The optimal weighted combination model is one of the models that has been widely studied in the field of statistical data prediction. This paper focuses on utilizing the GDP data of Hunan Province from 2000 to 2021 as historical data, to establish and investigate the optimal weighted Markov model for predicting the subsequent five years’ (i.e., 2017–2023) development trend of the GDP in Hunan Province. The predictive results indicate that the new model established in this paper exhibits higher forecasting accuracy and better stability compared to traditional grey prediction models, such as the optimal combination model (OWM), NAR model, and ARIMA model. Additionally, the new model, to some extent, mitigates the randomness of the original data, reducing the disturbance bounds of the grey prediction model solutions. In summary, the MKMOWM model outperforms the OWMKM model in both estimation and prediction. The model developed in this paper not only enables more precise forecasting of the regional gross domestic product (GDP) but also can be effectively applied to predict statistical data, such as the regional permanent population and real estate prices.

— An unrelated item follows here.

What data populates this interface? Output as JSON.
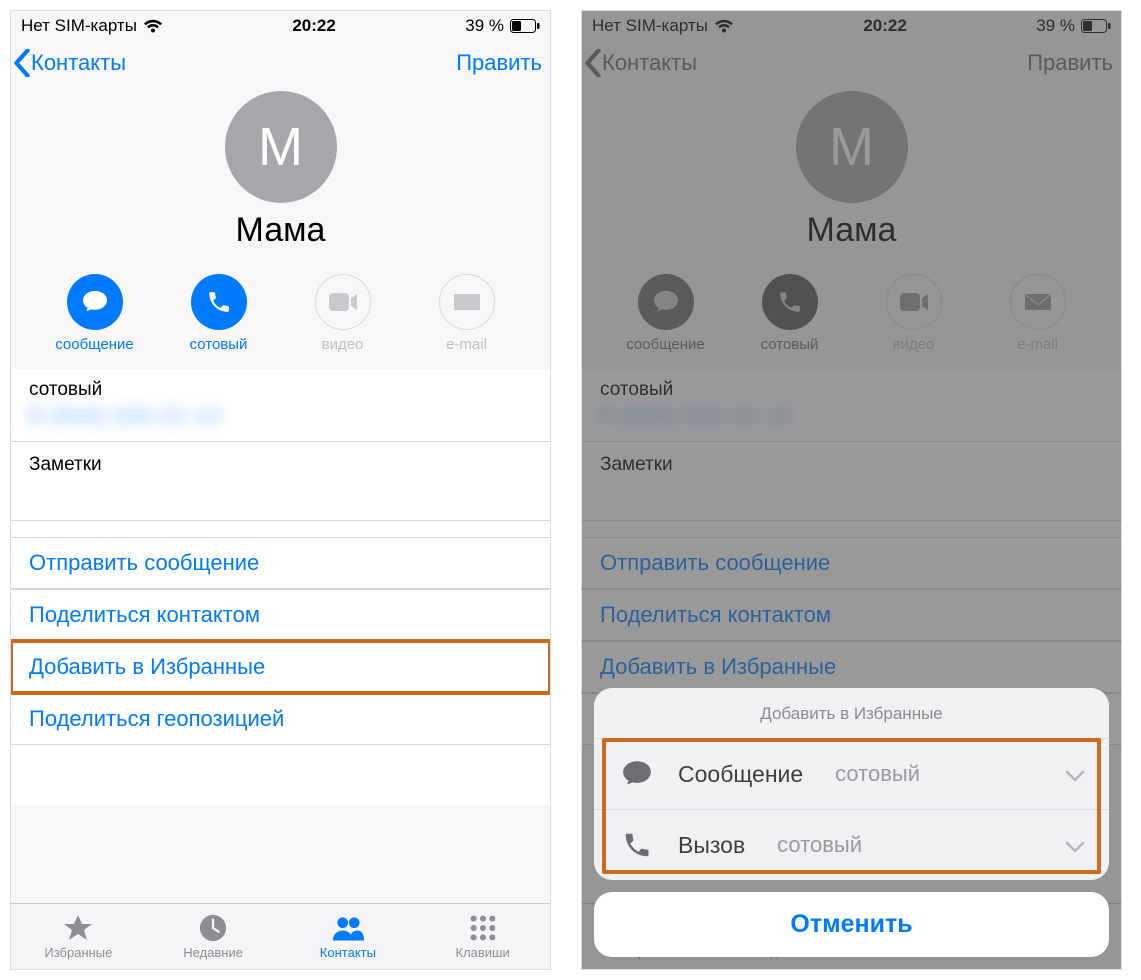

In this paper, there is no research on the influencing factors and variables of the GDP. The use of longitudinal data to model the GDP was not considered. We will use a neural network model to study the GDP and its influencing factors. We will apply the combined model to analyze the direct and indirect effects of corporate bankruptcy on the GDP, the impact of corporate bankruptcy. First of all, the increase in non-performing loans and the bankruptcy of enterprises will lead to their loans becoming non-performing loans, increasing the bad debt rate of banks. Second, the impact on household consumption and corporate insolvency not only affects the financial sector but also indirectly affects household consumption by reducing employment opportunities and wage income. Third, the loss of wages and corporate bankruptcy may lead to a large number of employees unemployed or reduced working hours, which directly affects the income level and consumption capacity of households, further depressing the GDP. Finally, recession expectations, such expectations, can affect consumer spending behavior and business investment decisions, thus restraining economic growth, with less investment in businesses, further depressing GDP growth.